In total, the station attracts around 30.000 tourists every season. And
though nobody explicitly told me so, I got a distinct feeling that this
little business is doing a good job of funding other research activities
for the British Antarctic Survey.
The penguins seemed quite satisfied with the arrangement too. According
to the staff, the breeding success is slightly higher in the tourist
zone. The suspected cause is that skuas are more intimidated by tourists
than are the penguins, and so leave the eggs and chicks in the tourist
zone alone. This sounds quite puzzling to us, because skuas have been
quite ignorant of our presence at other landings.
Our second outing for the day took place in "Paradise Bay". It's a name
I have been unable to locate on any online map, but it refers to the
fjords around the Argentinian Brown base. There are several glaciers
feeding into this bay, leaving the waters full of little icebergs.
Apparently the sea ice had recently broken up too, because there were
also thousands of small and larger flakes of sheet ice floating around.
Into these waters we were taken on a "zodiac-cruise". Zig-zagging
between the icebergs was amazing. There was no wind and only partly
clouded. Excellent weather for shooting ice in water. With a
polarisation filter it was amazing how much submerged detail we could
discern through the crystal-clear water. And what colours. The shades of
blue and green were almost otherworldly.
In fact, a thought about these colours have nagged me ever since this
morning in the Neumayer Channel. It is said that many people who travel
the polar regions are infected with a sort of "polar bug" that makes
them go back time after time. Today's visual impressions has made me
wonder if it isn't the colours themselves that are infectious. Some
imperative quality of the light itself. I already fear I may have caught
that bug.
But I digress. The landing at Brown base was the first touch of the
Antarctic continent itself. The Argentinians were not at home, but a
host of Gentoo penguins played caretakers. By now, I feel more or less
saturated on penguin photography, but I still think they are some of the
funniest animals in the world to watch. How they come swimming like
little torpedoes between the ice flakes, and use their swimming speed to
get out of the water in their stride, running for the first couple of
steps to brake down. And then the clumsy looking walk with
characteristic swing of the head and wings straight out to the sides to
keep their balance. If you sit still, they will ignore you unless you
are in a straight path between the penguin and its destination. If you
are, it will stop at two meters' distance and consider. What exactly
their bird brains do consider is a mystery, but apparently it takes a
long time to figure out the options. In most cases the bird will just
walk around. However in deep snow they make regular paths, or "highways"

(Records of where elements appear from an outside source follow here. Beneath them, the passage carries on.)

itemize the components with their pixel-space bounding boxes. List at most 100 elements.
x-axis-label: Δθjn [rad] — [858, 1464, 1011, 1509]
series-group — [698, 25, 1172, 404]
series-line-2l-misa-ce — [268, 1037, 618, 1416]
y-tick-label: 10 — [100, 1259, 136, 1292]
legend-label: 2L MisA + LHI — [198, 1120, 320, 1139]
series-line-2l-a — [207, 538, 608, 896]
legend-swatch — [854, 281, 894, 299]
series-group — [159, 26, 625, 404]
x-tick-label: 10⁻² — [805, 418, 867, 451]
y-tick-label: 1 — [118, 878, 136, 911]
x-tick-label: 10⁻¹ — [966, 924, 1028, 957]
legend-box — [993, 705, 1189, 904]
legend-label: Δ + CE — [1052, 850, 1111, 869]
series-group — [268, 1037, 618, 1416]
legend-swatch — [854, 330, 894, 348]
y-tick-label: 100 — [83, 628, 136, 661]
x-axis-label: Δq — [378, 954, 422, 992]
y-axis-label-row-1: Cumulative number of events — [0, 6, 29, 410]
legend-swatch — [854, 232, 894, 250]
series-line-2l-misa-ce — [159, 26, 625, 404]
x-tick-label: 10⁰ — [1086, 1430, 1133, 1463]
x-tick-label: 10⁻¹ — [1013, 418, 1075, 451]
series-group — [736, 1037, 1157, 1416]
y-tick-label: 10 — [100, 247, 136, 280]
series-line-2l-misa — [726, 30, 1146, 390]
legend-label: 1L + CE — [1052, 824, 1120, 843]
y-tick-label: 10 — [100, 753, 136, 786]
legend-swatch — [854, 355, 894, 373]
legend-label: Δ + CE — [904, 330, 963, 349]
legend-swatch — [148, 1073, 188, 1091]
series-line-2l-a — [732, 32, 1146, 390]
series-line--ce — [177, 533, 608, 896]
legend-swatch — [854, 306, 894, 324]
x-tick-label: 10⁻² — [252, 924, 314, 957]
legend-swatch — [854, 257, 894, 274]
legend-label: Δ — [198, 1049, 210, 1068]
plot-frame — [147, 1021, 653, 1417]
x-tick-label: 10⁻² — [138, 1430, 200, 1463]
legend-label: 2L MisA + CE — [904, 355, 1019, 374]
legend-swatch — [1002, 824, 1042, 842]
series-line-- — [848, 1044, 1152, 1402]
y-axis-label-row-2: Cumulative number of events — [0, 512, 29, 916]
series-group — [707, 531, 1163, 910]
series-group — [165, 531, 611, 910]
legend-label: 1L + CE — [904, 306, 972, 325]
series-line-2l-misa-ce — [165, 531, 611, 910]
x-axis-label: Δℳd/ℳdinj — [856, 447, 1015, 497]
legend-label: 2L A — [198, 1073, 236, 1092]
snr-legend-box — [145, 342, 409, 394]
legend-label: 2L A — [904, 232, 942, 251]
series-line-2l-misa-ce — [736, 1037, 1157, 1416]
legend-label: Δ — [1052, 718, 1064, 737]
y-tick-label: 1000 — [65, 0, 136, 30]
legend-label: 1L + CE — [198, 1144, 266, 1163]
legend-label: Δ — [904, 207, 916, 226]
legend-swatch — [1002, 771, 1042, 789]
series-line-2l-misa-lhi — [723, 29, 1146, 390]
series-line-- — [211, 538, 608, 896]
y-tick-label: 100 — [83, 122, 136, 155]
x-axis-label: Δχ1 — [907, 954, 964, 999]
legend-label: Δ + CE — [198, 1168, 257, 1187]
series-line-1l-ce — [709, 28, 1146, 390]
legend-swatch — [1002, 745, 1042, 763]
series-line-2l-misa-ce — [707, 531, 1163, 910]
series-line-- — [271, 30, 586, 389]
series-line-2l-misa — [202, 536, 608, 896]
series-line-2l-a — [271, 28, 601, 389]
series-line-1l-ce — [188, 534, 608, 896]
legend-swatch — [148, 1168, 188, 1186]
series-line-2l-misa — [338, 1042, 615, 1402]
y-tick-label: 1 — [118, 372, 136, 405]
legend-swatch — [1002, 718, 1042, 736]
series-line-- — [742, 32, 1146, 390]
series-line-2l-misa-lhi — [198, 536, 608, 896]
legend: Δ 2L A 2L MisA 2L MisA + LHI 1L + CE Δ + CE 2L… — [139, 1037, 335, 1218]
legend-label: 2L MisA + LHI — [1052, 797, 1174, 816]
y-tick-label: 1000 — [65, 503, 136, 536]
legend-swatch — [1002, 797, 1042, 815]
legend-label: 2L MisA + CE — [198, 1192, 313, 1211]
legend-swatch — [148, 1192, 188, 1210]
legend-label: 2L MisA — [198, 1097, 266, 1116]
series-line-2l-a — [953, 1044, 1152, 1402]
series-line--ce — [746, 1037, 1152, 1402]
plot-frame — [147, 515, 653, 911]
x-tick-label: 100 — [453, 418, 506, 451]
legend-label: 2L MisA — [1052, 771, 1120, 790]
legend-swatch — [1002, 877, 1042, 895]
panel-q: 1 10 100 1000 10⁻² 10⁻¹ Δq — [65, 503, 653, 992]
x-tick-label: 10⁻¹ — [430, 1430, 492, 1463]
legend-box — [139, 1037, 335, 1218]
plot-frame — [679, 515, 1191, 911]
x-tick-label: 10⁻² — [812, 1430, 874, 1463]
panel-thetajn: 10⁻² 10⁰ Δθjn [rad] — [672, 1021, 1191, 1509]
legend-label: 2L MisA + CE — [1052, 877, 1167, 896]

as our guide calls them, that they do not lightly abandon. We had to
take care not to trample all over such paths at times. Fortunately they
are easily distinguishable by the pink remnants of digested krill...
Tomorrow we will rise at 05:00 for another landing on the Peninsula, so
I better get this posted and hit the pillow. It's 21:15 ship time, and
I'm just about finished taking backup of the afternoon's 700 images.
2 comments:
It is somehow humorous that your photography blog has become an exercise in "mental visualization" based on your text posts!
Another interesting exercise will be to compare our mental pictures to your actual photos, once you post them.
Hi Frank,
Hope my pics will live up to expectations.